Spagna Il premier Sanchez giura davanti al re Felipe, ma il Paese è spaccato

SDA

17.11.2023 - 20:26

Pedro Sanchez (a sinistra) presta giuramento come primo ministro davanti al re spagnolo Felipe VI (a destra) e alla Costituzione nel Palazzo della Zarzuela a Madrid,
Pedro Sanchez (a sinistra) presta giuramento come primo ministro davanti al re spagnolo Felipe VI (a destra) e alla Costituzione nel Palazzo della Zarzuela a Madrid,
KEYSTONE

Alle 10.00 in punto Pedro Sánchez si è presentato davanti a Felipe VI, nel palazzo reale della Zarzuela, per giurare lealtà al re e alla Costituzione diventando anche formalmente presidente del governo di Spagna: un Paese che tuttavia sta vivendo da settimane momenti di forte tensione politica, nelle piazze come in tutte le istituzioni, dalla magistratura all'esercito.

Ieri, per la quindicesima notte consecutiva, migliaia di estremisti di destra, tra saluti romani e bandiere con la svastica, hanno assediato la sede nazionale del partito del premier, il Partito socialista operaio spagnolo (Psoe), provocando gravissimi incidenti, con feriti e aggressioni alla stampa presente.

Inoltre una cinquantina di ex alte cariche militari in pensione hanno lanciato un appello in cui chiedono esplicitamente all'esercito di «destituire il premier» perché, si legge nell'appello, nella Spagna di oggi mancano «giustizia, uguaglianza e democrazia». Si tratta di un gruppo di nostalgici franchisti, il loro appello non sortirà alcun effetto, tuttavia è un'iniziativa che fa capire il clima di questi giorni.

Ovviamente la cerimonia dal re sancisce per Sanchez un indubbio successo personale, il coronamento della conquista di una fiducia grazie al voto della maggioranza assoluta del Congresso. Anche il funzionamento di questi giorni delle istituzioni è la conferma che la democrazia spagnola resta vitale e solida.

Un Paese profondamente diviso

Tuttavia il leader socialista è consapevole che dovrà fare i conti con un paese profondamente diviso e che il suo esecutivo troverà tantissimi ostacoli sul suo cammino già nel prossimi mesi.

Sa benissimo che dovrà affrontare un'opposizione molto forte nelle piazze, ma anche nelle istituzioni: ben dodici regioni su diciassette sono in mano all'alleanza tra Partito popolare (Pp) e i radicali di destra di Vox e faranno di tutto per mettere i bastoni tra le ruote ad ogni atto legislativo territoriale.

In più Sanchez avrà contro molti giudici irritati dall'amnistia concessa agli indipendentisti catalani, per non parlare del dissenso degli industriali preoccupati dalle riforme sociali già annunciate dalla sinistra, come la riduzione dell'orario di lavoro e le tasse contro i grandi patrimoni.
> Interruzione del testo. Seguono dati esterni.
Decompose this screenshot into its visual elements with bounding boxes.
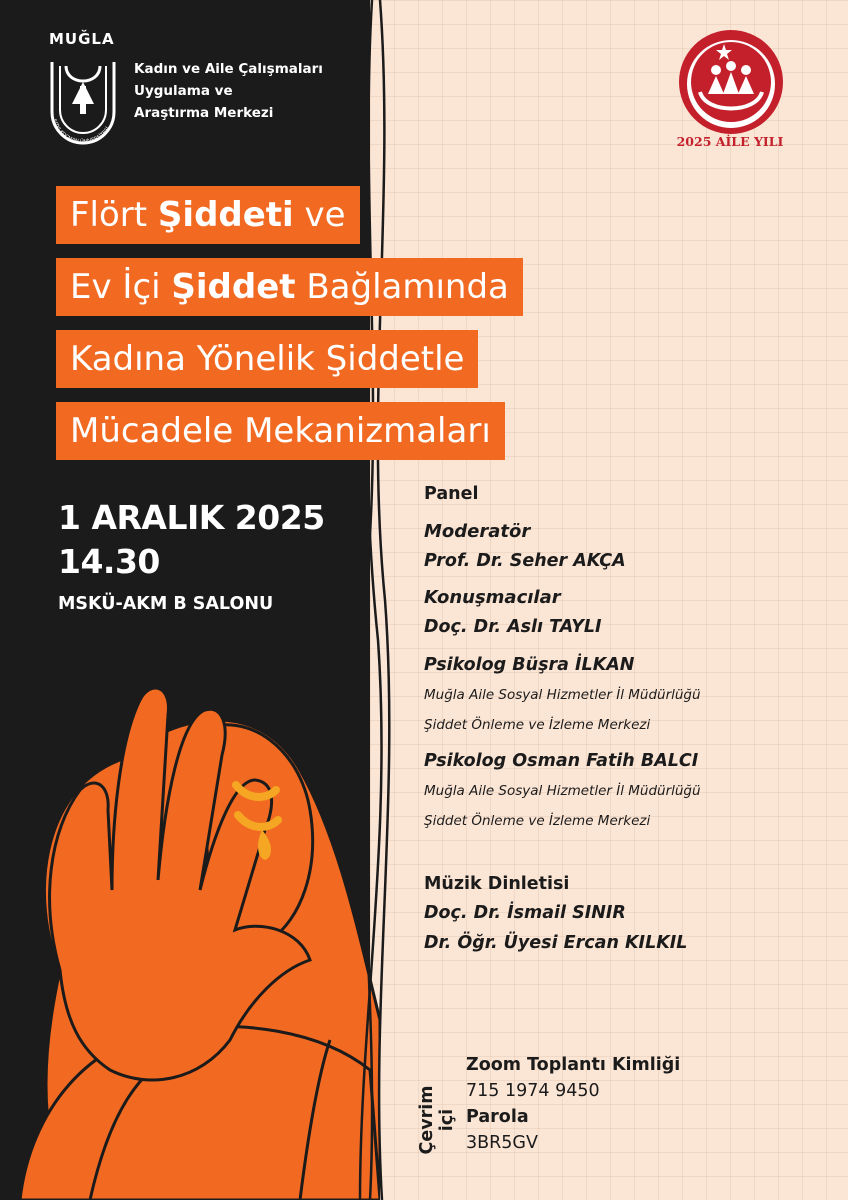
password: 3BR5GV <box>466 1133 538 1153</box>
university-logo-icon <box>46 52 120 148</box>
svg-text:SITKI KOÇMAN ÜNİVERSİTESİ: SITKI KOÇMAN ÜNİVERSİTESİ <box>51 118 111 146</box>
music-label: Müzik Dinletisi <box>424 874 570 894</box>
title-line-2: Ev İçi Şiddet Bağlamında <box>56 258 523 316</box>
event-venue: MSKÜ-AKM B SALONU <box>58 594 274 614</box>
online-info <box>414 1052 834 1182</box>
title-line-1: Flört Şiddeti ve <box>56 186 360 244</box>
woman-raised-hand-illustration <box>0 640 380 1200</box>
title-line-3: Kadına Yönelik Şiddetle <box>56 330 478 388</box>
speaker-1: Doç. Dr. Aslı TAYLI <box>424 617 602 637</box>
zoom-id-label: Zoom Toplantı Kimliği <box>466 1055 681 1075</box>
speaker-3-org-1: Muğla Aile Sosyal Hizmetler İl Müdürlüğü <box>424 783 701 799</box>
musician-2: Dr. Öğr. Üyesi Ercan KILKIL <box>424 933 688 953</box>
speakers-label: Konuşmacılar <box>424 587 561 608</box>
title-line-4: Mücadele Mekanizmaları <box>56 402 505 460</box>
musician-1: Doç. Dr. İsmail SINIR <box>424 903 626 923</box>
speaker-3-org-2: Şiddet Önleme ve İzleme Merkezi <box>424 813 651 829</box>
family-year-label: 2025 AİLE YILI <box>676 134 784 149</box>
event-date: 1 ARALIK 2025 <box>58 498 325 537</box>
zoom-id: 715 1974 9450 <box>466 1081 600 1101</box>
moderator-label: Moderatör <box>424 521 531 542</box>
moderator-name: Prof. Dr. Seher AKÇA <box>424 551 626 571</box>
speaker-2: Psikolog Büşra İLKAN <box>424 655 635 675</box>
event-datetime <box>58 496 325 584</box>
speaker-2-org-2: Şiddet Önleme ve İzleme Merkezi <box>424 717 651 733</box>
speaker-2-org-1: Muğla Aile Sosyal Hizmetler İl Müdürlüğü <box>424 687 701 703</box>
password-label: Parola <box>466 1107 529 1127</box>
speaker-3: Psikolog Osman Fatih BALCI <box>424 751 699 771</box>
decorative-strings <box>340 0 410 1200</box>
center-name: Kadın ve Aile Çalışmaları Uygulama ve Araştırma Merkezi <box>134 61 323 121</box>
university-name: MUĞLA <box>49 30 115 48</box>
event-time: 14.30 <box>58 542 160 581</box>
program <box>424 484 834 958</box>
panel-label: Panel <box>424 484 479 504</box>
university-header <box>46 30 376 160</box>
online-label: Çevrim içi <box>417 1085 457 1155</box>
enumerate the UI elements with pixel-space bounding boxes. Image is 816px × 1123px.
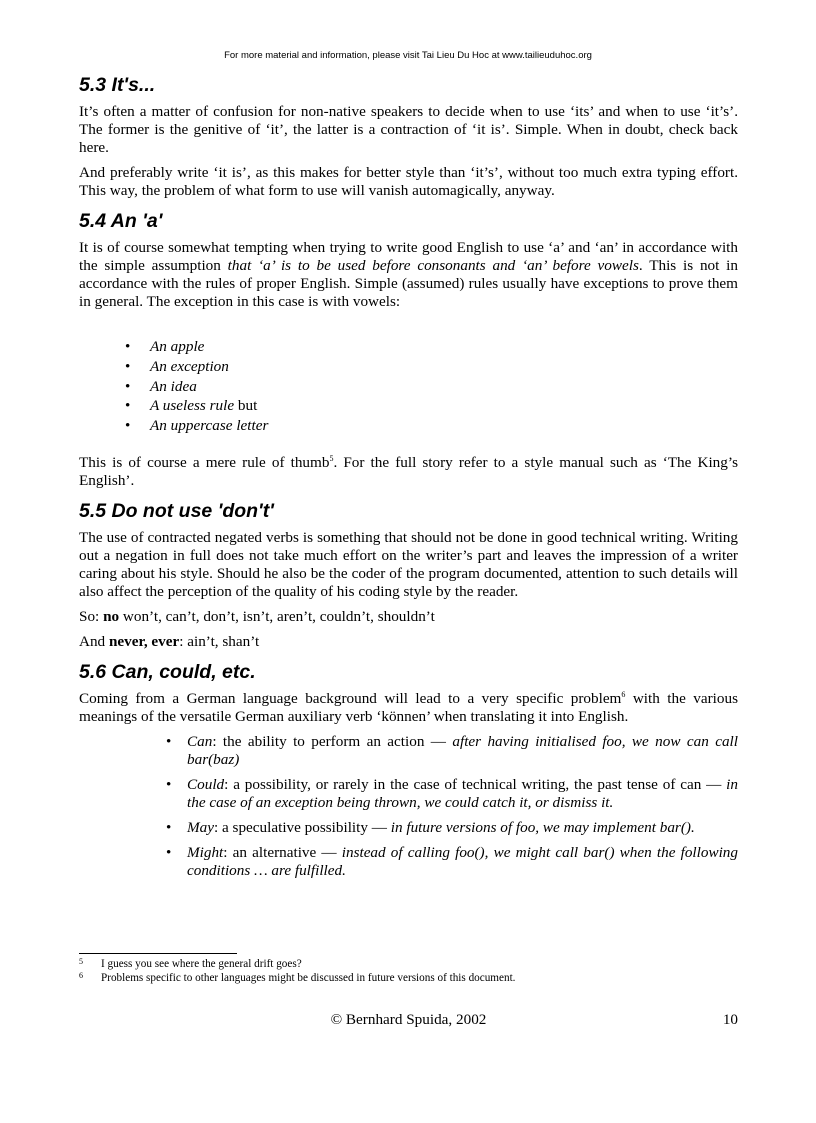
- paragraph: This is of course a mere rule of thumb$^5$. For the full story refer to a style manual such as ‘The King’s English’.: [79, 453, 738, 489]
- paragraph: It is of course somewhat tempting when trying to write good English to use ‘a’ and ‘an’ in accordance with the simple assumption that ‘a’ is to be used before consonants and ‘an’ before vowels. This is not in accordance with the rules of proper English. Simple (assumed) rules usually have exceptions to prove them in general. The exception in this case is with vowels:: [79, 239, 738, 310]
- list-item: • An apple: [125, 338, 205, 355]
- section-heading: 5.3 It's...: [79, 74, 156, 96]
- bullet-icon: •: [125, 357, 131, 375]
- footnote: 6 Problems specific to other languages might be discussed in future versions of this document.: [79, 971, 516, 984]
- list-item: • Could: a possibility, or rarely in the case of technical writing, the past tense of can — in the case of an exception being thrown, we could catch it, or dismiss it.: [166, 775, 738, 811]
- list-item: • May: a speculative possibility — in future versions of foo, we may implement bar().: [166, 818, 695, 836]
- paragraph: And never, ever: ain’t, shan’t: [79, 632, 260, 650]
- paragraph: So: no won’t, can’t, don’t, isn’t, aren’t, couldn’t, shouldn’t: [79, 607, 435, 625]
- article-examples-list: [79, 337, 738, 436]
- footnotes: [79, 957, 738, 985]
- footnote: 5 I guess you see where the general drift goes?: [79, 957, 302, 970]
- section-5-4: [79, 210, 738, 490]
- page-number: 10: [722, 1011, 738, 1028]
- section-heading: 5.6 Can, could, etc.: [79, 660, 256, 683]
- bullet-icon: •: [166, 775, 172, 793]
- modal-verbs-list: [79, 733, 738, 880]
- list-item: • A useless rule but: [125, 397, 258, 415]
- list-item: • Might: an alternative — instead of calling foo(), we might call bar() when the following conditions … are fulfilled.: [166, 843, 738, 879]
- section-5-6: [79, 661, 738, 880]
- page-footer: [79, 1011, 738, 1031]
- bullet-icon: •: [166, 732, 172, 750]
- list-item: • Can: the ability to perform an action — after having initialised foo, we now can call bar(baz): [166, 732, 738, 768]
- bullet-icon: •: [166, 818, 172, 836]
- list-item: • An uppercase letter: [125, 417, 269, 435]
- footnote-ref[interactable]: 5: [329, 453, 334, 463]
- footnote-divider: [79, 953, 237, 954]
- bullet-icon: •: [125, 338, 131, 355]
- section-heading: 5.4 An 'a': [79, 210, 163, 232]
- section-5-5: [79, 500, 738, 651]
- section-heading: 5.5 Do not use 'don't': [79, 499, 274, 522]
- bullet-icon: •: [166, 843, 172, 861]
- paragraph: The use of contracted negated verbs is something that should not be done in good technical writing. Writing out a negation in full does not take much effort on the writer’s part and leaves the impression of a writer caring about his style. Should he also be the coder of the program documented, attention to such details will also affect the perception of the quality of his coding style by the reader.: [79, 528, 738, 600]
- page-header: For more material and information, please visit Tai Lieu Du Hoc at www.tailieuduhoc.org: [224, 50, 592, 61]
- footnote-ref[interactable]: 6: [621, 689, 626, 699]
- bullet-icon: •: [125, 377, 131, 395]
- bullet-icon: •: [125, 397, 131, 415]
- copyright: © Bernhard Spuida, 2002: [330, 1011, 487, 1028]
- paragraph: And preferably write ‘it is’, as this makes for better style than ‘it’s’, without too much extra typing effort. This way, the problem of what form to use will vanish automagically, anyway.: [79, 164, 738, 199]
- section-5-3: [79, 74, 738, 200]
- paragraph: It’s often a matter of confusion for non-native speakers to decide when to use ‘its’ and when to use ‘it’s’. The former is the genitive of ‘it’, the latter is a contraction of ‘it is’. Simple. When in doubt, check back here.: [79, 103, 738, 156]
- list-item: • An exception: [125, 357, 229, 375]
- list-item: • An idea: [125, 377, 197, 395]
- paragraph: Coming from a German language background will lead to a very specific problem$^6$ with the various meanings of the versatile German auxiliary verb ‘können’ when translating it into English.: [79, 689, 738, 725]
- bullet-icon: •: [125, 417, 131, 435]
- main-content: [79, 74, 738, 890]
Trasformare un'alleanza in una realtà

Al momento il premier dispone in parlamento di una maggioranza ampia, definita dallo stesso Sanchez «un muro» contro l'avanzare della destra. Un obiettivo comune – non far arrivare il presidente di Vox Santiago Abascal al governo – che è stato capace di riunire ben otto formazioni con programmi però profondamente diversi l'una dall'altra.

Il primo problema per Sanchez sarà quindi trasformare quest'alleanza unita solo dallo slogan «tutti contro Vox» in una realtà capace di mantenere l'unità anche per andare avanti nel governo del Paese.

Impresa che appare improba, ma che potrebbe riuscire a un leader a cui tutti riconoscono tenacia, ambizione e molta flessibilità. È stato capace, in soli sei mesi, di passare dal flop delle ultime amministrative al trionfo di ieri.

A suo favore gioca un precedente: anche nel 2020, quando andò al governo, tutti erano convinti che sarebbe durato pochi mesi. E invece alla fine rimase in sella alla Moncloa, la sede della presidenza del governo, portando a termine la legislatura.